Feixes de partículas subatômicas irão colidir no LCH a uma velocidade 99,9% próxima da velocidade da luz. Por enquanto, o colisor só está fazendo as partículas circularem. Se bem entendi, os choques e a recriação das condições do Big Bang deverão ocorrer ao longo dos próximos dois meses. Os choques, sim; mas a reprodução in vitro (ou melhor, in antro) do Big Bang é tida como tecnicamente impossível por inúmeros físicos, entre os quais o brasileiro Mario Novello, do Instituto de Cosmologia, Relatividade e Astrofísica (Icra). No começo do universo, "as quantidades físicas seriam infinitas, um valor que jamais poderemos atingir", explicou Novello num artigo para o Aliás, publicado no dia 20 de julho deste ano.

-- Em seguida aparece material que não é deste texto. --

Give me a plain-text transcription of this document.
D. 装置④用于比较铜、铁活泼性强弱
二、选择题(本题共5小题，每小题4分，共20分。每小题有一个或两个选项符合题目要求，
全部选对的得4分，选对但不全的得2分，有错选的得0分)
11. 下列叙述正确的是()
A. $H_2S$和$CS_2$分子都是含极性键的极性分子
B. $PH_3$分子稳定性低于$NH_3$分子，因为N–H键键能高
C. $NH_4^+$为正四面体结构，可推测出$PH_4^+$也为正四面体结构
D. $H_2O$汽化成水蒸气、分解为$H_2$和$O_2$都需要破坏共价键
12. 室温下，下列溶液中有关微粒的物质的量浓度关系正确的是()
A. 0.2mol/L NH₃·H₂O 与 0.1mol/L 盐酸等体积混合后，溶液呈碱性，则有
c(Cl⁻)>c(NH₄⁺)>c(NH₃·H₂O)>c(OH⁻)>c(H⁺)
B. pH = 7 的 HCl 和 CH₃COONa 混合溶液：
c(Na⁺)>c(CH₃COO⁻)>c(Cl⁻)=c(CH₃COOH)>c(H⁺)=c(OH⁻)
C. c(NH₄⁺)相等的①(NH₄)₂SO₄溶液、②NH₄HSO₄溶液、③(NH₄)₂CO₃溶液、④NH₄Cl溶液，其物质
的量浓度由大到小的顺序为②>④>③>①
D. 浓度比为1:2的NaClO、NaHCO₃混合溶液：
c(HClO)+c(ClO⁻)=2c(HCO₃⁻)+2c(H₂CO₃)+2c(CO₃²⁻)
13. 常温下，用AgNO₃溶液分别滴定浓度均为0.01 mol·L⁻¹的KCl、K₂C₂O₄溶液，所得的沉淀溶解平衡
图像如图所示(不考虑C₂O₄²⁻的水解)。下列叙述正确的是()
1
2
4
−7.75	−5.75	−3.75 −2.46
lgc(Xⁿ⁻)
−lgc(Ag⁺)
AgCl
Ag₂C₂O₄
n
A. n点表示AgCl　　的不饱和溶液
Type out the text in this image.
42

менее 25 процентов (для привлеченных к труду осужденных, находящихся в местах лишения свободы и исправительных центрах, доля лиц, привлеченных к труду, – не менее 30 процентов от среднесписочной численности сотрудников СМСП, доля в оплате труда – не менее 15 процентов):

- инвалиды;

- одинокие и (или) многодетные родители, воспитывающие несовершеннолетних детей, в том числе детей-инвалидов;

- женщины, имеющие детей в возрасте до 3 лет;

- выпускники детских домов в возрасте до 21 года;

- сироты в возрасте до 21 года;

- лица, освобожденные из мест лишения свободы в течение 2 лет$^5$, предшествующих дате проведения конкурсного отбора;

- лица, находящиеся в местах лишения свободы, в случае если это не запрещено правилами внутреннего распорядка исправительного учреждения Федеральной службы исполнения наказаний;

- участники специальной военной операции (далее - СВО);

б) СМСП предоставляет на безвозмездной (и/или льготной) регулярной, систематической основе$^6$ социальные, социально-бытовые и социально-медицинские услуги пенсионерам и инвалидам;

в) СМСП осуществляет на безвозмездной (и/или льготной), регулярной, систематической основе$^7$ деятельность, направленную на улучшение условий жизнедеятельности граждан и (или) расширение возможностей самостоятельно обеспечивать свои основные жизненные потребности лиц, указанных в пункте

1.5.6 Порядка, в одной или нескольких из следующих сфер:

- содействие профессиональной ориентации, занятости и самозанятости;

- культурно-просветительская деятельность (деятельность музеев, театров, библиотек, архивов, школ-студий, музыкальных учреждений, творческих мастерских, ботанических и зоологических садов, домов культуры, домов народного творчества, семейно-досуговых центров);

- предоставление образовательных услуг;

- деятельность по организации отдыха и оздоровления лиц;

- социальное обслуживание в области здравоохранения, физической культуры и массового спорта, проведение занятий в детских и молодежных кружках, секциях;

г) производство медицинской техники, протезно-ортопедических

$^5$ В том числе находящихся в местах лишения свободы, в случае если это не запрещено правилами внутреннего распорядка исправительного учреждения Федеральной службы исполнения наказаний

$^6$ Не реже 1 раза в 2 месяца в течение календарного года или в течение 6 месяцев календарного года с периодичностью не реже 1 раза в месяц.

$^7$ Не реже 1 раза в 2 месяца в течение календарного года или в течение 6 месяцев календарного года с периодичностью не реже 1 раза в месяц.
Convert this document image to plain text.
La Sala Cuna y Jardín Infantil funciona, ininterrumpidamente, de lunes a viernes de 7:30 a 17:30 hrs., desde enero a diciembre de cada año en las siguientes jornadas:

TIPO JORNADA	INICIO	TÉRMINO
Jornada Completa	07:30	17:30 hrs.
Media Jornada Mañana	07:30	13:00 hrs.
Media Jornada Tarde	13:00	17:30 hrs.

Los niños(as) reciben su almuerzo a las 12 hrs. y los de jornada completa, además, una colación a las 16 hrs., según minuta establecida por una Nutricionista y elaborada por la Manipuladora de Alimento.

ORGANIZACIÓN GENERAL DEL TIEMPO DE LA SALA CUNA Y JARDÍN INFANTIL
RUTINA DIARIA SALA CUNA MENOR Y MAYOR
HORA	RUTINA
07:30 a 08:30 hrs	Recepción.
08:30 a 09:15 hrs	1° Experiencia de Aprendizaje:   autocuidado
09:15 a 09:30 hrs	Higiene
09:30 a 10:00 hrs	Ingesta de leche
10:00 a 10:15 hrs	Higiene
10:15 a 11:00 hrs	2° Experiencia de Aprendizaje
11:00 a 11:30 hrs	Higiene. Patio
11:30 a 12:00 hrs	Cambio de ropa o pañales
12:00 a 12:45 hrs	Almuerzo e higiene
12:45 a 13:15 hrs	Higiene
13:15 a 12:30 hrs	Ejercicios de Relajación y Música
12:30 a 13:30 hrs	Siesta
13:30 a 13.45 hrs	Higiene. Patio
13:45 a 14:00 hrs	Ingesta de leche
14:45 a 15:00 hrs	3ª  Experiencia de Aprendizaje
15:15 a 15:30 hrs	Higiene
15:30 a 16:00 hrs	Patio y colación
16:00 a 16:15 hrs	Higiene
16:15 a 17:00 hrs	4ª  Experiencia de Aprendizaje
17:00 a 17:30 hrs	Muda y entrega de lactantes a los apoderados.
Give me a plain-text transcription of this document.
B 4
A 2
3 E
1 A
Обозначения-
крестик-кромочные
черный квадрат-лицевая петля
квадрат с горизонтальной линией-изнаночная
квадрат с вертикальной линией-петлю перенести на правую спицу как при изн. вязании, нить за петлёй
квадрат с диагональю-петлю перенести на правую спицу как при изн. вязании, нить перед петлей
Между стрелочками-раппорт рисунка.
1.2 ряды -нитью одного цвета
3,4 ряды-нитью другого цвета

O físico Stephen Hawking vai mais longe: ele simplesmente não acredita que o bóson de Higgs exista, e até já apostou US$ 100 em sua tese. Ou Hawking é sovina ou não tem tanta certeza do que diz. Ele e Higgs são rivais e a briga entre os dois é de cachorro grande. O osso em disputa é o Nobel de Física. Se Higgs conseguir provar, no LCH, que a sua partícula existe, o Nobel serão favas contadas. Se o LCH for um sucesso completo, o rap composto pela jornalista científica (e ex-assessora de imprensa do Cern) Kate McAlpine, Large Hadron Rap, aumentará ainda mais sua freqüência nos iPods, no iTunes e no YouTube.

Se o colisor trair as expectativas dos seus criadores, produzindo um bang big o bastante para destruir o planeta do jeito que T.S. Eliot previu, aí, bem, aí só nos restará cantar We?ll Meet Again, como no final do Dr. Fantástico. Mas talvez nem dê tempo para isso.